In my experience the chance of one of my Pi's not being able to access the network for one reason or another is much larger than a failed SD card, so I keep my logs on the card.
The Pis are energy efficient and worth running apps where catastrophic data loss aren't a concern. I use my Pi 1 with DietPi to run AdGuard and my Pi 4 for simple web apps, like dashboards.
But the world has moved forward and there are options like the ODroid that are almost as cheap and energy efficient, without the relying on an SD card. I run my Home Assistant off my ODroid with nvme. They are all backed up to a couple different places, but my failure expectations are completely different. I fully expect my Pis to just have completely ruined cards one day, whereas I am more worried about a bad update to my Home Assistant server.

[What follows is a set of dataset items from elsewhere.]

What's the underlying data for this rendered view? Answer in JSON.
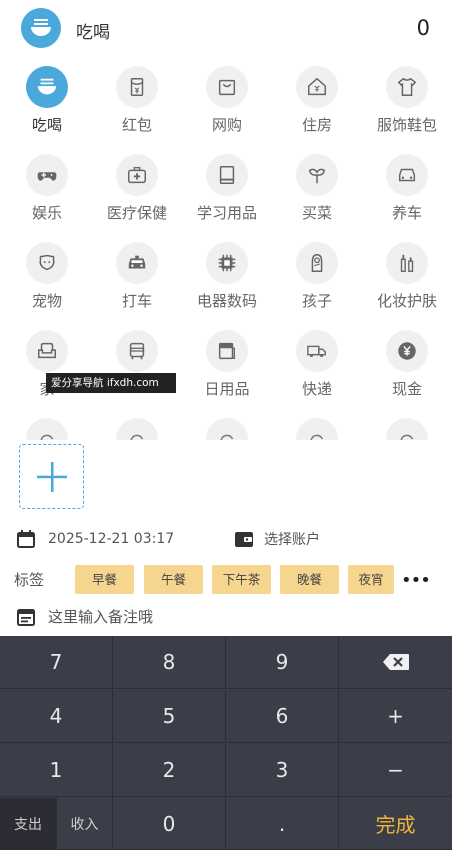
{
  "header": {
    "title": "吃喝",
    "amount": "0",
    "icon": "bowl-icon"
  },
  "categories": [
    {
      "label": "吃喝",
      "icon": "bowl-icon",
      "active": true
    },
    {
      "label": "红包",
      "icon": "red-packet-icon"
    },
    {
      "label": "网购",
      "icon": "shopping-bag-icon"
    },
    {
      "label": "住房",
      "icon": "house-icon"
    },
    {
      "label": "服饰鞋包",
      "icon": "shirt-icon"
    },
    {
      "label": "娱乐",
      "icon": "gamepad-icon"
    },
    {
      "label": "医疗保健",
      "icon": "medical-kit-icon"
    },
    {
      "label": "学习用品",
      "icon": "book-icon"
    },
    {
      "label": "买菜",
      "icon": "vegetable-icon"
    },
    {
      "label": "养车",
      "icon": "car-icon"
    },
    {
      "label": "宠物",
      "icon": "pet-icon"
    },
    {
      "label": "打车",
      "icon": "taxi-icon"
    },
    {
      "label": "电器数码",
      "icon": "chip-icon"
    },
    {
      "label": "孩子",
      "icon": "baby-icon"
    },
    {
      "label": "化妆护肤",
      "icon": "cosmetics-icon"
    },
    {
      "label": "家",
      "icon": "sofa-icon"
    },
    {
      "label": "",
      "icon": "bus-icon"
    },
    {
      "label": "日用品",
      "icon": "daily-goods-icon"
    },
    {
      "label": "快递",
      "icon": "truck-icon"
    },
    {
      "label": "现金",
      "icon": "yen-coin-icon"
    }
  ],
  "watermark": "爱分享导航 ifxdh.com",
  "date": "2025-12-21 03:17",
  "account": "选择账户",
  "tags_label": "标签",
  "tags": [
    "早餐",
    "午餐",
    "下午茶",
    "晚餐",
    "夜宵"
  ],
  "more": "•••",
  "note_placeholder": "这里输入备注哦",
  "keypad": {
    "row1": [
      "7",
      "8",
      "9"
    ],
    "row2": [
      "4",
      "5",
      "6",
      "+"
    ],
    "row3": [
      "1",
      "2",
      "3",
      "−"
    ],
    "expense": "支出",
    "income": "收入",
    "zero": "0",
    "dot": ".",
    "done": "完成"
  },
  "colors": {
    "accent": "#4aa8db",
    "tag_bg": "#f6d68e",
    "keypad_bg": "#3b3d48",
    "done": "#f2b43a"
  }
}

I think this is half of the problem: SDHC does not require wear-leveling at all, I am unsure of SDXC. But regardless, the wear-levelling algorithm the SD card firmware does is completely invisible, from some vendors it might do a decent job, from some it might be a no-op, we have no way to tell.
The only way to know you're getting wear-levelling is to do it at an OS level, e.g. UBIFS stacked on MTD emulation - but there's a bunch of assumptions there which make it unsuitable for SD cards.
Yes, but then the budget then quickly rises to a point where a compact desktop such as a used Intel NUC is cheaper, on top of being far more powerful.
Got a USB cable tester and found both had cables with 1+ Ohms resistance, which would cause drop to less than 4V under load!
Swapped both cables to some good ones and never had an issue since.
I always use A1 or ideally A2 rated cards from reputable brands bought from reputable stores. Not sure if they help with longevity but the additional IOPS are very noticeable.
for stuff that has to be more reliable, I use openwrt (pi + ntp + usb gps + rtc => a standalone ntp server)
Or maybe I'm just lucky also.
For my own deployments, I ended up doing read only boot from SD card, making use of a ram disk for temporary files, and hosting the actual os on a USB stick, which was much better shielded from power issues. Worked great, never had issues, but the setup was pretty non standard.
It's just a few lines of code in initramfs!
and `update-initramfs -u`.Or if you set rootfstype=ramfs, then you can take up to all of physical RAM, but ramfs isn't swappable.
Use an USB Flash drive mounted as a R/W filesystem for logs, etc. fsck can usually recover those f/s when crashed. The root f/s remains intact.
However, where-ever systemd is the init one can do it via adding to the kernel command line
"If this setting is set to "overlay" the root file system is set up as "overlayfs" mount combining the read-only root directory with a writable "tmpfs", so that no modifications are made to disk, but the file system may be modified nonetheless with all changes being lost at reboot."See man 7 kernel-command-line for the other volatile mode options.
I could do so much more with this resource, but I'm honestly quite happy with it as it is.
I had a Pi3b run ADS-B (generally RTL-SDR) for many years. Dang though, all with (seemingly) random SD storage failures. Article details seems like it can help.
There are more options now though. Aarch64 ones that use eMMC.
I replaced the Pi3b with a Pine64 Rock64 running FreeBSD 14 booting from eMMC. Simple and just works with all RTL-SDR needs covered.
It's great to have options, both hw and os.